Он бы это сделал, если бы мог. Он хотел воздеть руки и молить ее о прощении, но она быстро схватила его за руки и опустила их.
— Мой малютка родился на море, папа. Я молила бога сохранить мне жизнь, и Уолтер молился за меня, чтобы я могла вернуться на родину. Как только я сошла на берег, я вернулась к вам. Мы больше никогда не расстанемся, папа. Никогда не расстанемся!
Его голову, теперь седую, поддерживала ее рука, и он застонал, подумав о том, что никогда еще его голова не покоилась на этой руке.
— Вы поедете ко мне, папа, увидите моего малютку. Это мальчик, папа. Его зовут Поль. Я думаю… я надеюсь… он похож…
Слезы помешали ей договорить.
— Дорогой папа, ради ребенка, ради того, чье имя мы ему дали, ради меня простите Уолтера! Он так добр и ласков ко мне. Я так счастлива с ним. Он не был виноват в том, что мы поженились. Это была моя вина. Я так его любила.
Она теснее прижалась к нему и заговорила еще нежнее, еще более возбужденно:
— Я горячо люблю его, папа. Я готова умереть за него. Он будет любить и почитать вас так же, как и я. Мы научим нашего малютку любить и почитать вас; и мы скажем ему, когда он сможет это понять, что у вас был сын, которого звали Полем, что он умер и для вас это было тяжким горем, но что теперь он на небе, и все мы надеемся увидеться с ним, когда и для нас настанет время умереть. Поцелуйте меня, папа, в знак того, что вы помиритесь с Уолтером, с моим дорогим мужем, с отцом ребенка, с тем, кто научил меня вернуться к вам! Научил меня вернуться к вам!
Когда она, снова залившись слезами, еще теснее прижалась к нему, он поцеловал ее в губы и, подняв глаза к небу, сказал: "О, боже, прости меня, ибо прощение нужно мне больше всего!"
С этими словами он снова опустил голову и плакал над Флоренс и ласкал ее, и долго-долго в доме стояла глубокая тишина. Они обнимали друг друга в сиянии солнечного света, проникшего вместе с Флоренс.

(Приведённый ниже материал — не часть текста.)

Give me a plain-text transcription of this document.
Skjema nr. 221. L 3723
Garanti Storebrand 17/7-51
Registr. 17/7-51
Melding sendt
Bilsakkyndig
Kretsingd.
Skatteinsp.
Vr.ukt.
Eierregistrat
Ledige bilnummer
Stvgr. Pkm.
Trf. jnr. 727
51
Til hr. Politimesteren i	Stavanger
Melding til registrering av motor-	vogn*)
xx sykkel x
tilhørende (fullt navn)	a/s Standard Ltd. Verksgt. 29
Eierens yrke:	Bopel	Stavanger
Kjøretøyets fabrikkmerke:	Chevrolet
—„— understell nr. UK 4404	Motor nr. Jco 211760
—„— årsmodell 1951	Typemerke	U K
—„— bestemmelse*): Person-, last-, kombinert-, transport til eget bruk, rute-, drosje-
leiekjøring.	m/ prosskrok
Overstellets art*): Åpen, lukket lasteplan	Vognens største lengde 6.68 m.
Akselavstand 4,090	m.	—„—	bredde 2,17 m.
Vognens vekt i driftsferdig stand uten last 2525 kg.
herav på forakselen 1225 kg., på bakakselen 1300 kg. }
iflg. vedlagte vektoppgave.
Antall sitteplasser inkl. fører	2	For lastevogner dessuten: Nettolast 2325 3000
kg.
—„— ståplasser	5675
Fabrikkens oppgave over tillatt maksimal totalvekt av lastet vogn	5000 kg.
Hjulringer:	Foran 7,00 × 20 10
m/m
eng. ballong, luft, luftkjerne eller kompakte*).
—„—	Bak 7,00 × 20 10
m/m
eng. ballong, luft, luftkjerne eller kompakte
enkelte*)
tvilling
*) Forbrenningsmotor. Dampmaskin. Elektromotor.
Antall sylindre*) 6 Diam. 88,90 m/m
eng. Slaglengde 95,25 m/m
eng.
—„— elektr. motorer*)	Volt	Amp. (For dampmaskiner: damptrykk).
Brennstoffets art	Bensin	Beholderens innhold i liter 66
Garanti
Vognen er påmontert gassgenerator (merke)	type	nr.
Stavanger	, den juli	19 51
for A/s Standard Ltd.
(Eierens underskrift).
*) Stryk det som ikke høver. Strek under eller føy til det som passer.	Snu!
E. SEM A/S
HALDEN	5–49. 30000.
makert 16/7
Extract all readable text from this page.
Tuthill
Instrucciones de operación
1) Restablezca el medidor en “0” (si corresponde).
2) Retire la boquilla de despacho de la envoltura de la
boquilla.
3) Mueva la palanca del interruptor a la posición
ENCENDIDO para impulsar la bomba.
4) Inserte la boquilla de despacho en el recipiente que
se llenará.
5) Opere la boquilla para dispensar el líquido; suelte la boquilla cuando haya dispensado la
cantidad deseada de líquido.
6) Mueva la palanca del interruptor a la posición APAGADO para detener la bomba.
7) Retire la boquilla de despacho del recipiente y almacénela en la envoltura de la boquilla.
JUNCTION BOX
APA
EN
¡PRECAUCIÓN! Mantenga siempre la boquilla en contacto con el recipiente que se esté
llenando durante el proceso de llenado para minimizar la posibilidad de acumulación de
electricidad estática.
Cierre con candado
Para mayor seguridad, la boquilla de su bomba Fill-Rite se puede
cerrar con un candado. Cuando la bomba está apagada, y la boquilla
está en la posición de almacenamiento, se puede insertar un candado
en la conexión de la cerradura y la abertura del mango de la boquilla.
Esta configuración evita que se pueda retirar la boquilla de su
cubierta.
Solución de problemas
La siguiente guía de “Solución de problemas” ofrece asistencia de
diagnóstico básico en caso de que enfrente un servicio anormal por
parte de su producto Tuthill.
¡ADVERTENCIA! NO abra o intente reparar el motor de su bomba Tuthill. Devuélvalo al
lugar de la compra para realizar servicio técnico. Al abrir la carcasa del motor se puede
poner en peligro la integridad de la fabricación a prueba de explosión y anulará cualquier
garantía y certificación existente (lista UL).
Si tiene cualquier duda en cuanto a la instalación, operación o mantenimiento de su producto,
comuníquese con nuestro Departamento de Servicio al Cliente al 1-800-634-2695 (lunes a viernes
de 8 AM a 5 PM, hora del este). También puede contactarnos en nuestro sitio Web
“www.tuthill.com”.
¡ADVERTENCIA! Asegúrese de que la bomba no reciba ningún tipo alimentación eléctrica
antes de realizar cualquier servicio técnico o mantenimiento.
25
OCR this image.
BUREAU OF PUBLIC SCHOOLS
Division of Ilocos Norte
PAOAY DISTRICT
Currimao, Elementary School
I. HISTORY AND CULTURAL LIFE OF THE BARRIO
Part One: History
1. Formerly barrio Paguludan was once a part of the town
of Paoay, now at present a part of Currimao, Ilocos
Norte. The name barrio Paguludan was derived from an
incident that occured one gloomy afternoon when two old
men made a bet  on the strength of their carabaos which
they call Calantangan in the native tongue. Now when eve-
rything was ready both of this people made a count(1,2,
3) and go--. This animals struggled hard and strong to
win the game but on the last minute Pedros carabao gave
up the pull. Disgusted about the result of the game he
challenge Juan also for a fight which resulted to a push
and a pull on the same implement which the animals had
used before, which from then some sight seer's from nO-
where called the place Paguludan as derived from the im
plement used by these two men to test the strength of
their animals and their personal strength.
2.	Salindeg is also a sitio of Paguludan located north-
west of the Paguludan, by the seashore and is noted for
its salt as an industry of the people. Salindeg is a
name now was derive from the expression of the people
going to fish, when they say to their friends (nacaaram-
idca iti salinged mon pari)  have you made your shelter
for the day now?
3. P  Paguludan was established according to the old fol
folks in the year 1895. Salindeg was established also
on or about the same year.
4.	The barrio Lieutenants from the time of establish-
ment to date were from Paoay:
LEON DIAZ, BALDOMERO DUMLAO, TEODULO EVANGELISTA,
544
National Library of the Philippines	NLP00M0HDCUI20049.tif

Покорно уступая ее просьбе, он оделся; нетвердыми шагами, оглядываясь с трепетом на ту комнату, где он так долго сидел взаперти и где видел свое отражение в зеркале, он вышел с Флоренс в холл. Флоренс, не решаясь смотреть по сторонам из боязни напомнить ему о последней их разлуке — их ноги ступали по тем самым каменным плитам, где он, в безумии своем, нанес ей удар, прижалась к нему, не спуская глаз с его лица, а он обнимал ее за плечи. Она повела его к карете, которая ждала у подъезда, и увезла с собой.
Тогда мисс Токс и Полли вышли из потайного уголка и возликовали, проливая слезы. А затем они заботливо уложили его одежду, книги и прочее и вечером передали их людям, которых прислала Флоренс. А затем они в последний раз уселись пить чай в заброшенном доме.
— Итак, Домби и Сын, как заметила я однажды по случаю одного печального события, — сказала мисс Токс, подводя итог воспоминаниям, — стал в конце концов Домби и Дочерью.
— И какой прекрасной дочерью! — воскликнула Полли.
— Вы правы, — сказала мисс Токс, — и вам делает честь, Полли, то обстоятельство, что вы были ее другом, когда она была маленькой девочкой. Вы стали ее другом гораздо раньше, чем я, Полли, — сказала мисс Токс, — вы добрая женщина. Робин!
Мисс Токс обращалась к круглоголовому юноше, который, по-видимому, отнюдь не преуспевал, находился в мрачном расположении духа и сидел в дальнем углу. Когда он встал, оказалось, что это Точильщик.
— Робин, — продолжала мисс Токс, — должно быть, вЫ слышали, как я сказала вашей матери, что она добрая женщина.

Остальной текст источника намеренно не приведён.